A Festival Tradition
Within the past few seasons, the Seattle Symphony has presented annual festivals of exciting music focusing on composers from various regions of the world, including the Pacific Rim, Silk Road region, Latin America, Central Europe and the United States.
In 2005 and 2006, the Seattle Symphony presented a two-part Made in America Festival, showcasing those American composers who created a distinctive American symphonic voice. Various festivals have also taken place in recent years to celebrate the works of specific composers, including a Mozart festival in honor of the composer’s 250th birthday, and two Shostakovich festivals.
In spring 2007, the Seattle Symphony presented Music of Central Europe: Bridging the 48th Parallel. Conducted by Gerard Schwarz, the festival repertoire and community partner presentations spanned seven decades of the 20th century. A major highlight was the concert-staged performance of Bartók’s Bluebeard’s Castle, featuring sets by renowned glass artist Dale Chihuly.
In the 2008–2009 season, the Symphony presented a year-long “festival” that celebrated works by immigrant composers. The festival culminated in two special weeks of performances in May and June 2008. Performances of the rarely performed Genesis Suite featured narration by Academy Award winners F. Murray Abraham and Patty Duke, as well as visuals by Seattle Symphony Artist in Association Dale Chihuly. Bartók’s Concerto for Orchestra shared the program with a semi-staged presentation of Kurt Weill and Bertholt Brecht’s The Little Mahagonny.

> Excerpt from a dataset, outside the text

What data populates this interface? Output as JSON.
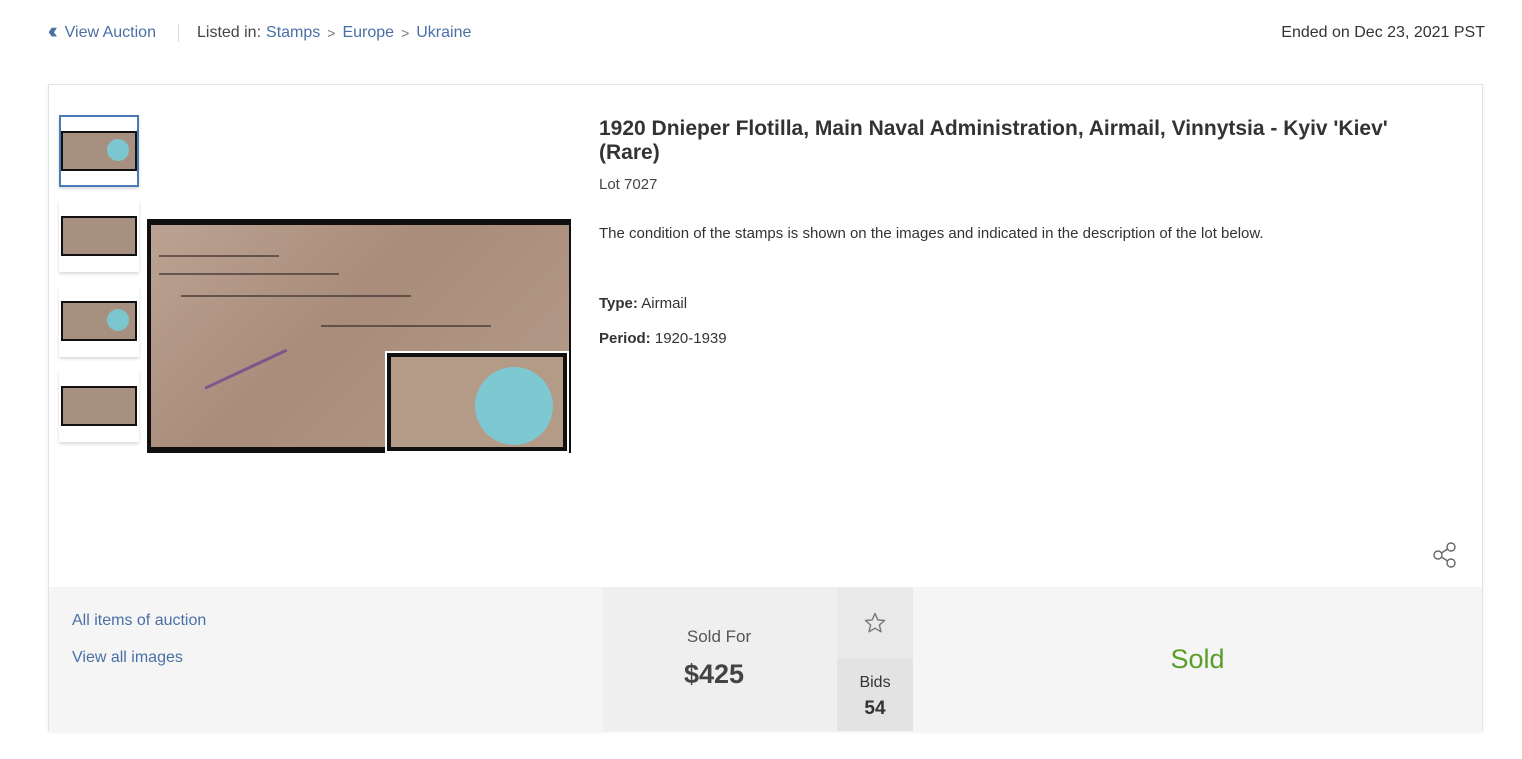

In fall 2009 and 2010, Schwarz opened each season with the hit Beethoven & Wine Festival, showcasing the best Northwest wines and the music of one of classical music’s masters, Ludwig van Beethoven.
In the 2012–2013 season, Music Director Ludovic Morlot lead RachFest, a special January festival featuring four talented, award-winning young artists performing the full cycle of Rachmaninov’s piano concertos in two nights. Seattle Symphony Conductor Laureate Gerard Schwarz returned for two weeks in May to conduct a “Russian Spectacular” featuring music by Tchaikovsky and Shostakovich, with guest artists Vladimir Feltsman and Ignat Solzhenitsyn.
These celebrations support the creative efforts of composers and serve to bring vital new audiences to the concert hall. The festivals also often incorporate community and educational activities, children’s events, seminars and panel discussions related to the composers and their music.